What is a Reverse Mortgage?

There’s an interest uptick in reverse mortgages, notably from older adults on fixed incomes coping with inflation. They can be a good option – but also a bad one.

TUCSON, Ariz. – If you watch any television, you’ve likely seen well-known voices, like actor Tom Selleck, touting reverse mortgages as a valuable tool for anyone in retirement. This financial product allows property owners 62 and older to convert real estate equity into spendable cash. While you’ll still owe money when you move or pass away, you won’t have a monthly payment until then.

Think of it like an advance on the eventual sale of your house. The lender will advance your cash, either upfront or spread out over time.
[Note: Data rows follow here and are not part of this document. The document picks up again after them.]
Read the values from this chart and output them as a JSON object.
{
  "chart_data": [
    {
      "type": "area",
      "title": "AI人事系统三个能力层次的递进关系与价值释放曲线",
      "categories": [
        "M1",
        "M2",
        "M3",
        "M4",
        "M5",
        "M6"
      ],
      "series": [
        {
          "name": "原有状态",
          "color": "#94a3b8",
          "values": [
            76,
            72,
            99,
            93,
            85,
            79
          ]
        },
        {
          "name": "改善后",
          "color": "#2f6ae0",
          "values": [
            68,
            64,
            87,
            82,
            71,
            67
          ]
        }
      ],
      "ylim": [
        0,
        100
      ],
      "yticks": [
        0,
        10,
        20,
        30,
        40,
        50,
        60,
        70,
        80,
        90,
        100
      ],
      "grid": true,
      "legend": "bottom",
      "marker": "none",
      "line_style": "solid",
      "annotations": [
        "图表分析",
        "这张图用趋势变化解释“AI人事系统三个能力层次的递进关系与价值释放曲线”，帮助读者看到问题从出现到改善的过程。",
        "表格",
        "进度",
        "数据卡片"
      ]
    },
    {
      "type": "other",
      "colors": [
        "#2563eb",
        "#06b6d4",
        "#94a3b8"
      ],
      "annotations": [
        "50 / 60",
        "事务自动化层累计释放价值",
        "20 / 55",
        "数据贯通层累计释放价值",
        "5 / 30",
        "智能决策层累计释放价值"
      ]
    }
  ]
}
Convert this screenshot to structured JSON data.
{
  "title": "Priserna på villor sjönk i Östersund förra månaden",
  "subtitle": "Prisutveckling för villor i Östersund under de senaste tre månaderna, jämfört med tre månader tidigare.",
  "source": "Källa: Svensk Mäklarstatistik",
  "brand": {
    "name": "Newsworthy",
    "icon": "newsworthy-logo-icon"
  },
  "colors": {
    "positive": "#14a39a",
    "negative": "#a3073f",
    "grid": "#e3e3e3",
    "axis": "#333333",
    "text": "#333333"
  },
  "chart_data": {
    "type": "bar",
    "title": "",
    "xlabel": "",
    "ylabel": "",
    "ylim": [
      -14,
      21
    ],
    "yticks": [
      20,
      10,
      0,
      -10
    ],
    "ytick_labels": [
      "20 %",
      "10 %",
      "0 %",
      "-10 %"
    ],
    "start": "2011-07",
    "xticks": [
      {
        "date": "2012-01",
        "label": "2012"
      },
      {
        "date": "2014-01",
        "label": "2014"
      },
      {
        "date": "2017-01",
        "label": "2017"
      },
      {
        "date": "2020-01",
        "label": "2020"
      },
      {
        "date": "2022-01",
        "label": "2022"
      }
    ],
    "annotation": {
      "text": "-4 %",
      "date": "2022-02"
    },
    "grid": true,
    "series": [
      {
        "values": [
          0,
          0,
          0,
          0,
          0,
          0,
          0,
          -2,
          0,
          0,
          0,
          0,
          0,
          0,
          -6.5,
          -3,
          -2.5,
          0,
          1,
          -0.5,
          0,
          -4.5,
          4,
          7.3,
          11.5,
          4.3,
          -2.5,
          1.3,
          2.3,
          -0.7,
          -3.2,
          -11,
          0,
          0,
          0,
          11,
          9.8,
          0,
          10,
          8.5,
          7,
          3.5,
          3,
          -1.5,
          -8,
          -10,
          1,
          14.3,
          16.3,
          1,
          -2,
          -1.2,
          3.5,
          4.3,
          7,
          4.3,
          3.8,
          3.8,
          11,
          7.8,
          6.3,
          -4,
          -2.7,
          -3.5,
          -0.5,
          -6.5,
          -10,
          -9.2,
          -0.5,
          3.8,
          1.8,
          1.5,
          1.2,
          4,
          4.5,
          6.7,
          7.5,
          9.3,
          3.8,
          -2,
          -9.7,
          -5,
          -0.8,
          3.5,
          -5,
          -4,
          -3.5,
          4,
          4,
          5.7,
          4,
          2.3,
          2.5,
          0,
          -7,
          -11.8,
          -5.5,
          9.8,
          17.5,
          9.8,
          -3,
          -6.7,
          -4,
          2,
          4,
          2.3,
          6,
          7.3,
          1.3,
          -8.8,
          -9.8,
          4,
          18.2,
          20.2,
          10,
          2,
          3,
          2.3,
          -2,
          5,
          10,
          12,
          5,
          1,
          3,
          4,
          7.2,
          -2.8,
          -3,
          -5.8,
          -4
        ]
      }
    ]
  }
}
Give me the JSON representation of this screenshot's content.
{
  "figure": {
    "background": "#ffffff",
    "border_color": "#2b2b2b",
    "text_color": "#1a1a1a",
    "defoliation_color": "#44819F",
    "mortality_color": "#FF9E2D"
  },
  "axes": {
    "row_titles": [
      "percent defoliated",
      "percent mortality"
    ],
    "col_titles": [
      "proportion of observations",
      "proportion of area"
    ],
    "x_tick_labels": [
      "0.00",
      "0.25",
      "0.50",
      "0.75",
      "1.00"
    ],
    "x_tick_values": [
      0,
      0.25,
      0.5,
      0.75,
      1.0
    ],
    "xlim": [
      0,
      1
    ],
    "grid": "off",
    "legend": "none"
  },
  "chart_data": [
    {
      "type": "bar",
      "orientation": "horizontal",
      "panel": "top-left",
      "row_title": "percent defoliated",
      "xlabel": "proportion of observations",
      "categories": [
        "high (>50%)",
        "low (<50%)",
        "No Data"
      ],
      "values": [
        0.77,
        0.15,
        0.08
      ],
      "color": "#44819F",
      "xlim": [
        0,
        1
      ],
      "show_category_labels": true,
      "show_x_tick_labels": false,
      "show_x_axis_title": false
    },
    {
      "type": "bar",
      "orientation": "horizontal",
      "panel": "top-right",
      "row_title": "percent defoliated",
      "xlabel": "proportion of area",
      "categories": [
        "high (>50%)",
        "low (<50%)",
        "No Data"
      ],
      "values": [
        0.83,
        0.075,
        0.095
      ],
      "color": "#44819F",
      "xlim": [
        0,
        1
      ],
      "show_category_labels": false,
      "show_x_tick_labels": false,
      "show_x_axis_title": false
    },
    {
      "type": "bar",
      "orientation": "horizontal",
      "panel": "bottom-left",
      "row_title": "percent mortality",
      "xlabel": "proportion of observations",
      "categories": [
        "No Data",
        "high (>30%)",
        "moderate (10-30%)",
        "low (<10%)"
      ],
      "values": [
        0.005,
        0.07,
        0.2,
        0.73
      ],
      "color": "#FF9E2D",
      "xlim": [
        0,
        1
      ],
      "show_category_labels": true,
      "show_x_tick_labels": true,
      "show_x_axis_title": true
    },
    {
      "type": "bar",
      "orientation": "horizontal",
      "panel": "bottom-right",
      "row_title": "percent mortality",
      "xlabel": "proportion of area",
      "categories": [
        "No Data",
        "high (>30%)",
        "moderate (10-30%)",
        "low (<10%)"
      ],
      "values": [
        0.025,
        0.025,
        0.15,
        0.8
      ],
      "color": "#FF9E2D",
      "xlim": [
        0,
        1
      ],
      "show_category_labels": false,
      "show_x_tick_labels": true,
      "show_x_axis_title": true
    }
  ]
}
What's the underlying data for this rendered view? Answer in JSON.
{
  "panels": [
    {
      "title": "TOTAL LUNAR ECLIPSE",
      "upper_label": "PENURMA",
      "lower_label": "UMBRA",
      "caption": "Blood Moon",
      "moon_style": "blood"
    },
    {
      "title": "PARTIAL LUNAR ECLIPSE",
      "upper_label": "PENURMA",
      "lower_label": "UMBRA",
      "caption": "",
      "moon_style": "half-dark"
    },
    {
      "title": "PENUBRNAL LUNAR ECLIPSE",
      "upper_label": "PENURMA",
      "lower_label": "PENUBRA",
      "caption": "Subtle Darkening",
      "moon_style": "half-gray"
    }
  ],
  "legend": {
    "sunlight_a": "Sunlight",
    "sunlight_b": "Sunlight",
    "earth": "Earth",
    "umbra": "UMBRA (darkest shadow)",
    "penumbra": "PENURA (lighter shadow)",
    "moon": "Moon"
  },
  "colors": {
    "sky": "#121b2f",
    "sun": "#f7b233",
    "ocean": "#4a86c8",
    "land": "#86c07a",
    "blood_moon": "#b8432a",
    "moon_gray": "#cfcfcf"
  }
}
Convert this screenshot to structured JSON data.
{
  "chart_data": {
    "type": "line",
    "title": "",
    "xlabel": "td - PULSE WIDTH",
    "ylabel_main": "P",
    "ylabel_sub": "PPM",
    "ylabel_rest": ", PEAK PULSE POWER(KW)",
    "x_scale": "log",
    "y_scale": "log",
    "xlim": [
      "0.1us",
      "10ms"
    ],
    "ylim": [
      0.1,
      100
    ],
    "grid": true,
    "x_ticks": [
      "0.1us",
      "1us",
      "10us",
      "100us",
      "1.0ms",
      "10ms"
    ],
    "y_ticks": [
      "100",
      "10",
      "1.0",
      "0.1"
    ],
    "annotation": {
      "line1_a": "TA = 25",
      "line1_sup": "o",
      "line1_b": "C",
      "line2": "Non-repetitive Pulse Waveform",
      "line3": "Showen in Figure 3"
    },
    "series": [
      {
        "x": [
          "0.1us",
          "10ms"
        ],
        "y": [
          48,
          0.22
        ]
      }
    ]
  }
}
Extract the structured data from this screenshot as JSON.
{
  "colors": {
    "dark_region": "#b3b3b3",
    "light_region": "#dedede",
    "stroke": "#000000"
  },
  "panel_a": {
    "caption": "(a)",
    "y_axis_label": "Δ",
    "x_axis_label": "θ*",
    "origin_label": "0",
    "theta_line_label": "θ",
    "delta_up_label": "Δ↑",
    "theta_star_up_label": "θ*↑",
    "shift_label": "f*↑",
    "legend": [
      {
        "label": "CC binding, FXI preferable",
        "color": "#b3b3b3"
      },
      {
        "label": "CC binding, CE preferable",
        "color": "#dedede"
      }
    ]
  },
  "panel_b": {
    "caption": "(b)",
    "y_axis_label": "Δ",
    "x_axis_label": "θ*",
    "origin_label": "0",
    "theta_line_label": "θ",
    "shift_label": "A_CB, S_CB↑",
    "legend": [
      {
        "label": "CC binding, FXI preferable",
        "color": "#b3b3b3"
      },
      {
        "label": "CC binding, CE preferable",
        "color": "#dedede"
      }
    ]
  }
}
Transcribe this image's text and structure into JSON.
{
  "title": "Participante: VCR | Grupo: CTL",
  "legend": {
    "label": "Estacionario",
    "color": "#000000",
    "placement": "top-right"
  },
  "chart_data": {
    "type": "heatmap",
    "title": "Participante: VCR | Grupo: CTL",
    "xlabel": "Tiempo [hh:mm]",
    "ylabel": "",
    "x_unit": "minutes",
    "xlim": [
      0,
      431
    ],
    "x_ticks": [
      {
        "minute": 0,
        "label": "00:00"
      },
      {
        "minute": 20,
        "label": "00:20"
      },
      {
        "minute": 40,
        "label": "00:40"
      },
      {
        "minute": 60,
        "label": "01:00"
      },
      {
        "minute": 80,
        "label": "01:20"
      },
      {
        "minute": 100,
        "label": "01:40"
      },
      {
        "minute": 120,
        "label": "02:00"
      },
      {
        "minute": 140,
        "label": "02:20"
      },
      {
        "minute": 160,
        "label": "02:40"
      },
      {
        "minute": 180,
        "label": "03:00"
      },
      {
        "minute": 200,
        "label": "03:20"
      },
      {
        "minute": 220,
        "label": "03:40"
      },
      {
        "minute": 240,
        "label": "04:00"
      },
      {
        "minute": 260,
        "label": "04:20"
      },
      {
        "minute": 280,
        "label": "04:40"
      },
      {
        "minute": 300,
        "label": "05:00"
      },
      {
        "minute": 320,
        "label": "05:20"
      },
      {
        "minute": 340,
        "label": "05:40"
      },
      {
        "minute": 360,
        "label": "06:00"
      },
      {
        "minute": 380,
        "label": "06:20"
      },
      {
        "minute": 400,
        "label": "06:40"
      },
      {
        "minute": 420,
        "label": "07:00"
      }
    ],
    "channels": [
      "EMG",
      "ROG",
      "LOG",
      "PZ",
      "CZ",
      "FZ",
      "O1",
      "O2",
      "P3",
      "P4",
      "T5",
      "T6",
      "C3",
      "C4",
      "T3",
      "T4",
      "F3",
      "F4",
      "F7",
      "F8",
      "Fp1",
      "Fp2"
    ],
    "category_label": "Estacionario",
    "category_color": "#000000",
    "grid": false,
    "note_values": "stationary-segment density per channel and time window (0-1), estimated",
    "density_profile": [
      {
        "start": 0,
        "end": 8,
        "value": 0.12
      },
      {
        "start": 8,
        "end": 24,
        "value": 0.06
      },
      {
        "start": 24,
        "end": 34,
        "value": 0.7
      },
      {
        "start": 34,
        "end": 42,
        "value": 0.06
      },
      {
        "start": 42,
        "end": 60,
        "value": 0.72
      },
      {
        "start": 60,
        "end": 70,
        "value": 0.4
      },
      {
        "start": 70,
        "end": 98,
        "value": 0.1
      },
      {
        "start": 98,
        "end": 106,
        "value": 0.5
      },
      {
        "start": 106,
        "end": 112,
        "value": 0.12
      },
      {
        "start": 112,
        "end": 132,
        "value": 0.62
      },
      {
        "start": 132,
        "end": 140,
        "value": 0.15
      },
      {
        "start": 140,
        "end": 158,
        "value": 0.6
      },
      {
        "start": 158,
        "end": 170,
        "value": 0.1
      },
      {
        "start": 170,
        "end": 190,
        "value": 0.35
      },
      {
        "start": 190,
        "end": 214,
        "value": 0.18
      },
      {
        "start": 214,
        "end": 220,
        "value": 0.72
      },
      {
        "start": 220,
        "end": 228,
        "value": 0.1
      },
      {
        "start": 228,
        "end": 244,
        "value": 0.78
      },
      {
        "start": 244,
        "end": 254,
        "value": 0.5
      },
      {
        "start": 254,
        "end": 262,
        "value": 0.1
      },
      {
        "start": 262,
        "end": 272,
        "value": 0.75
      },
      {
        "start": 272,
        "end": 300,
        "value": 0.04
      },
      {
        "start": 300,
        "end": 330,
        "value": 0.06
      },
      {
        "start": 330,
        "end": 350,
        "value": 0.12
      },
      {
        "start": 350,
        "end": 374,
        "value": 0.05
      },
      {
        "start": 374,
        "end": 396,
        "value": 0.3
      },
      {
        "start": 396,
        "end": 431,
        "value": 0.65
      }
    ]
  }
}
Then, when you eventually move or pass on, the proceeds from your home sale will be used to pay off the amount you borrowed – plus interest.

The Reverse Mortgage for Purchase program is quickly gaining in popularity. This program allows seniors to purchase a home using a reverse mortgage and live mortgage payment-free. To qualify, borrower(s) simply need to be age 62 or older, buying or living in a home that’s their primary residence, and have their “required investment.”

The borrower will still be the homeowner and will always retain the title. In addition, there will not be a monthly mortgage payment, but the borrower will still be required to pay property taxes, homeowner’s insurance, HOA fees, basic upkeep and utility payments.

As mentioned above, the borrower will need to have their “required investment” or down payment. This amount is determined by a calculation set by HUD based on: the lesser of the sale price or appraised value, the age of the youngest of the borrowers, and the current expected interest rate.

Unlike a traditional mortgage where the loan reaches a “maturity date,” reverse mortgages have a “maturity event” that causes the loan to become due and payable. These “events” include: the last remaining borrower passing away, the homeowner selling the home, the last remaining borrower leaving the home for 12 consecutive months, or the homeowner defaulting on property taxes, HOA fees, or insurance.

Key takeaways

  • If you’re a homeowner aged 62 or older, a reverse mortgage can help you obtain tax-free income based on the equity in your home.
  • A reverse mortgage might give you more flexibility in retirement and allow you to stay in your home. While you won’t have a monthly payment, you’ll need to keep up with homeowners’ insurance premiums, property taxes, and home maintenance expenses or risk losing your home.
  • A reverse mortgage isn’t “free money.” It’s crucial to thoroughly understand the pros and cons before utilizing this product.
  • You don’t have to move; a reverse mortgage allows you to age in place.
  • You don’t have to pay taxes on the reverse mortgage payment to you. Tax rules can be complicated, however, so see a tax professional for advice before committing to a reverse mortgage.
  • You’re protected if the balance exceeds your home’s value. The result is that a mortgage lender can have no claims against your other assets or heirs in this scenario.

Assuming a reverse mortgage ends due to a homeowner’s death the heirs have options to either:

  • sell the home and repay the debt
  • keep the home and refinance
  • give the title of the home to the lender

Reverse mortgage downsides

  • Reverse mortgages have costs that include lender fees, FHA insurance charges, and closing costs.
  • You can’t deduct the interest from your taxes until you pay off the loan.
  • You could inadvertently violate other program requirements, such as Medicaid and Supplemental Security Income (SSI) programs. This might affect your eligibility for these benefits.
  • Your home can still be foreclosed if you don’t pay your property taxes, insurance and HOA fees.

Reverse mortgages can be a useful financial tool when utilized at the right time and in the right scenario. When used improperly, though, they can mean risking your house, certain government benefits and the inheritance you leave for loved ones. They can also exacerbate financial struggles for some homeowners.

If you’re considering a reverse mortgage, weigh the pros and cons carefully and consult your accountant and real estate professional.